Has the old man lost it again?
Bryant took another step forward and raised his stick across the beam, breaking it as everyone shouted and dropped.

‘It was the exact colour of the modelling clay stuck to your chest, Mr Cornell.’ He turned to the others. ‘You can cut him free, Fraternity. There is no bomb. There’s nothing more dangerous here than the odd rat.’

As DuCaine pulled out his Swiss army knife and sawed at the cable ties pinning Cornell’s arms, May examined the mobile. ‘He put the feed online remotely,’ he said. ‘Right now everyone out there is thinking the anti-banking movement has claimed its biggest victory. We need to get the truth out fast, before they send in the militia and cross a line that changes everything.’
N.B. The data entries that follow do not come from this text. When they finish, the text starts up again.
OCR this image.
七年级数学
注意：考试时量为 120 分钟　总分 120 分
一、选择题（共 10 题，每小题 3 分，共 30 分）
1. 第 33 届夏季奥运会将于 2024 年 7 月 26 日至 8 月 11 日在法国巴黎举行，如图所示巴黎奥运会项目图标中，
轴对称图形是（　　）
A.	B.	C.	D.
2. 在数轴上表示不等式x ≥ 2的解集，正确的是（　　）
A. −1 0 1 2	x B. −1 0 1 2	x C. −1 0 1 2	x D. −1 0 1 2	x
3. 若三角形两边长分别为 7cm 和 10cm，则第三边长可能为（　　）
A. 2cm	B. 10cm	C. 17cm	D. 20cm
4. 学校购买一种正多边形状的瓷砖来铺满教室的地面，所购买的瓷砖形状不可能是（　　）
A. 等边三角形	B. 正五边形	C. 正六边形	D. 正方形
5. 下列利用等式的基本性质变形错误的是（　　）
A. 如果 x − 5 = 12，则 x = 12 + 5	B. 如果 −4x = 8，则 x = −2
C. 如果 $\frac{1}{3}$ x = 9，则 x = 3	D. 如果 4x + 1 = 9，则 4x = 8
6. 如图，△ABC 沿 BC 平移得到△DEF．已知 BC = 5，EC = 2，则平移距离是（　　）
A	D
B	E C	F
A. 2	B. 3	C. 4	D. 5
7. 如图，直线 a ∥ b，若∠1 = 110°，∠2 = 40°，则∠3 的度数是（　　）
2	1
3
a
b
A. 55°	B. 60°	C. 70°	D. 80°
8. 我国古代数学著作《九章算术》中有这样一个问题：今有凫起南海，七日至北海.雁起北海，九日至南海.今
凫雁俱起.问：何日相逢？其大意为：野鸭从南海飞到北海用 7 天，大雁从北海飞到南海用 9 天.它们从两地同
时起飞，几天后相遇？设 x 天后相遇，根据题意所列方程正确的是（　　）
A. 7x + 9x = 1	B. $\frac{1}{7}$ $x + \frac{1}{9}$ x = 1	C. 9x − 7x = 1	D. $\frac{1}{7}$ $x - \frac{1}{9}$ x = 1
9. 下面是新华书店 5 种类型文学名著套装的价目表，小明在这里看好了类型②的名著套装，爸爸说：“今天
‘I’ll leave the nuts and bolts to you, shall I?’ said Bryant magnanimously. ‘I just do the abstract thinking around here.’

Released, Cornell fell forward on to his knees. ‘I’ll destroy you for this,’ he warned, staggering to his feet and massaging his wrists. ‘I’ll make sure you never work in this city again.’

‘So much for gratitude,’ said May. ‘You shouldn’t have dismissed your bodyguards. What was it, a cost-cutting exercise?’

‘I didn’t dismiss them,
he
did.’

‘So you know who he is?’

‘You’re the detectives,’ spat Cornell bitterly. ‘You tell me.’

54
A FACE IN THE CROWD
 

It was three twenty-seven on Sunday morning by the time everyone managed to find their way back to the offices of the PCU, Bryant having insisted on compulsory attendance. The staff members wove their way through the clutter of the common room looking as if they’d been raised from the dead. Out of respect for their bleary state, the lights had been turned down low. Bryant perched himself on a stool, sensing that if he sat in his comfortable armchair he might never get up again.

‘I’m sorry,’ he began. ‘I know you want this to be over but it isn’t, and it might never be. But I need to get it off my chest while I still remember everything clearly.’

Bimsley was the first to ask a question. ‘Where’s Cornell?’

Bryant waved him down. ‘I’ll get to that in a moment. If I have another one of my attacks right now you’ll never have any answers. I made some notes.’ He dragged a crumpled sheet of paper from his pocket and flattened it. ‘It starts with Monica. I have an old academic friend called Monica Greenwood. She knows a lot about art. I asked her to go through all the images of the riots that were taken by photojournalists. Dan put them on a memory stick for me. I asked her to look for the faces of our suspects. She’s a natural at this sort of thing, better than any piece of software that’s been devised.’